De Kock the puzzle in South Africa's jigsaw

Down-time for Quinton de Kock Getty Images

With a 2-0 series lead and an eye on closing the gap between themselves and India to a fraction of a point at the top of the Test rankings, it would seem South Africa don't have any serious concerns ahead of the finale but there is one. After three scores under 20 in his four innings in the series, and a long-format lean patch stretching back several months, the form of Quinton de Kock has become a worry especially if the team strategy of six specialist batsmen is going to hold in the long term.

De Kock's last Test score of significance was his 68 in the first innings against England in Nottingham in July. He was batting at No.4 in that match, after JP Duminy was dropped and de Kock, one of the few in-form batsmen at the time, was given the freedom to choose his position. But he only batted in that position for two matches before Temba Bavuma took over and now the job has gone back to AB de Villiers.

The promotion up and demotion back down seems to have destabilised de Kock. In his last 12 innings, de Kock has not gone past 50, only once for lack of opportunity, when he scored an unbeaten 28 against Bangladesh in October when South Africa declared at 573 for 4. Since then, de Kock has scored 24, 43, 8, 0 and 12 and while the rest of us are looking at the numbers and the history, Faf du Plessis wants de Kock to do the opposite.

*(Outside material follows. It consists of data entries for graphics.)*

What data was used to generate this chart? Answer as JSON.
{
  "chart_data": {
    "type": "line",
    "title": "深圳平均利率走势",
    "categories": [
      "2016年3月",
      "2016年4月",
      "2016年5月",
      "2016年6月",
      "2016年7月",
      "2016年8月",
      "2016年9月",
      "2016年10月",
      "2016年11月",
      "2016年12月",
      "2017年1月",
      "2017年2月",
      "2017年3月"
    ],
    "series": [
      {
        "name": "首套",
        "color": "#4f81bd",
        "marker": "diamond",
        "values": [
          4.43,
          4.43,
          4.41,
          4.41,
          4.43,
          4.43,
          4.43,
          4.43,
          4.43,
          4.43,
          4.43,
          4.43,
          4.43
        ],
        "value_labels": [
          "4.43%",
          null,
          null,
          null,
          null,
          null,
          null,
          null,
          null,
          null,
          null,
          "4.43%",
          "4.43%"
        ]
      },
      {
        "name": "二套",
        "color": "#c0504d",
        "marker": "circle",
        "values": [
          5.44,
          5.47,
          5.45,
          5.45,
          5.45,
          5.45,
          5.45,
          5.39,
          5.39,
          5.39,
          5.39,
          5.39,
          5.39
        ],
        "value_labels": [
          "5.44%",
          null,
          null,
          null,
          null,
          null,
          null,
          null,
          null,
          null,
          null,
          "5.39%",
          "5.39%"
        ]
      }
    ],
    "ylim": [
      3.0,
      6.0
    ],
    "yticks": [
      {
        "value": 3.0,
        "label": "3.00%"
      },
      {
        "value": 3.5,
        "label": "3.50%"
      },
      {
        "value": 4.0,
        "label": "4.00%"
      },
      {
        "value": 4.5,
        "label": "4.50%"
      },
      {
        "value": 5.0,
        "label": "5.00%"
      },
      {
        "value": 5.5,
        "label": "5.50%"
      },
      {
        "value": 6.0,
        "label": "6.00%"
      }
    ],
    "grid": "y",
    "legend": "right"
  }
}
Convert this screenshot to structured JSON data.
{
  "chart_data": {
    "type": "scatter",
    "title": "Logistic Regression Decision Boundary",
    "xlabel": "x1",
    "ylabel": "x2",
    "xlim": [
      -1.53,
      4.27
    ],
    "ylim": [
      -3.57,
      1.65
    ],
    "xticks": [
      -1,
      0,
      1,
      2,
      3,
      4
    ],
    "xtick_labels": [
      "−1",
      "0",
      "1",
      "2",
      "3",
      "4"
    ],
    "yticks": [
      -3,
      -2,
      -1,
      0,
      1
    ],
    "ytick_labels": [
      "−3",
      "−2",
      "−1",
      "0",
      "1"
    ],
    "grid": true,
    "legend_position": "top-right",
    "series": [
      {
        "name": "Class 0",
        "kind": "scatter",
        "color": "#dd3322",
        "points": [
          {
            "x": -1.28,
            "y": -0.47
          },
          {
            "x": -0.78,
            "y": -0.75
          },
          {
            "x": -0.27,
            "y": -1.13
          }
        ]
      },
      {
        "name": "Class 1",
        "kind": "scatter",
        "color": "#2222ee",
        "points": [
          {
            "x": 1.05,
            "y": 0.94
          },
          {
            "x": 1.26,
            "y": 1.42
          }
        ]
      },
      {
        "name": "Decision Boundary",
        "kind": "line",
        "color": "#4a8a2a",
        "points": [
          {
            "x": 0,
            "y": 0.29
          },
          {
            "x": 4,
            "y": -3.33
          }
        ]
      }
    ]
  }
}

"The key for someone like him is not to overanalyse or overcomplicate things. It happens when a guy goes one or two or five Tests without scoring runs, you tend to want to overanalyse but with Quinny that's the last thing you want to do," du Plessis said. "His biggest asset is that he is a free player and when he is on, he completely takes the pressure back onto the opposition. I know he would like to score runs. From the team perspective, the language we speak to him is to just keep having the positive intent and when he gets the opportunity to score runs, that he cashes in. He will be very hungry to put in a play in this last Test."

De Kock's natural aggression and instinctive style of play have bought him the licence to be considered a wild child, who will perform in sporadic bursts if left to his own devices. That may work in a side with the luxury of a seventh batsman and it has worked well for de Kock. He has made more than half his 1641 Test runs at No. 7, including all three of his Test hundreds, and averages 55.53 at that position. In contrast, de Kock has scored only 349 runs in 14 innings at No. 6 at an average of 26.84 with two fifties, both made back in 2014, and needs to start taking greater responsibility, which du Plessis has stressed in a series where batting conditions are tough. "If you get in, with your partner, try to string together a nice partnership," he said.

Du Plessis only expects it to get tougher at the Wanderers, especially for a player like de Kock, who prefers flamboyance over fastidiousness. "This is the ground where it swings a little bit more than anything else. Your disciplines as a batsman become important," du Plessis said. "When you do get through the tough times, that's when you get value for your shots. The outfield is very quick and the wicket can get good to bat on but there are challenging times for a batter and you need to get through them."

Happily, de Kock knows the Wanderers better than most. It was the ground where he played his franchise cricket at the start of his career and he understands its nuances. Perhaps even more happily, de Kock's long-time mentor, former national batting coach Neil McKenzie, was invited to attend South Africa's pre-Test training session, though not specifically to address the de Kock issue.

"He was just assisting. He was part of the Proteas set up for a while and his role going forward will be to look at the next tier of batsmen coming through. So it's just to see how we are working," du Plessis said. "I do know Neil has quite a good relationship with Quinny but he was going to come to Jo'burg anyway, before Quinny didn't get runs the previous game."

McKenzie played an important part in fine-tuning de Kock's game, as much as it could be fine-tuned, when de Kock was dropped early in his career after a tour to Sri Lanka in mid-2013. At the time, McKenzie was still playing franchise cricket and took de Kock under his wing, though he joked that as much as he talked, he wasn't always sure de Kock was listening. When de Kock was recalled to the side in late 2013, he scored his maiden ODI hundred against Pakistan, reeled off three against India, and made his Test debut the same season.

A (re)start so convincing may have to stall at some point but South Africa will want to get de Kock going again soon, especially since the slump has been long. De Kock had a poor domestic T20 campaign in November-December, when he played eight matches and scored 118 runs at 14.75, with a top-score of 39. With limited-overs matches looming, South Africa will want him to find the touch that took him to a sensational 168* against Bangladesh in the first ODI in October last year.

After that innings, de Kock credited the work he had been doing with McKenzie and South Africa will only hope the same can happen now, so they can fit the last piece of their Test puzzle into place before the Australia series in march.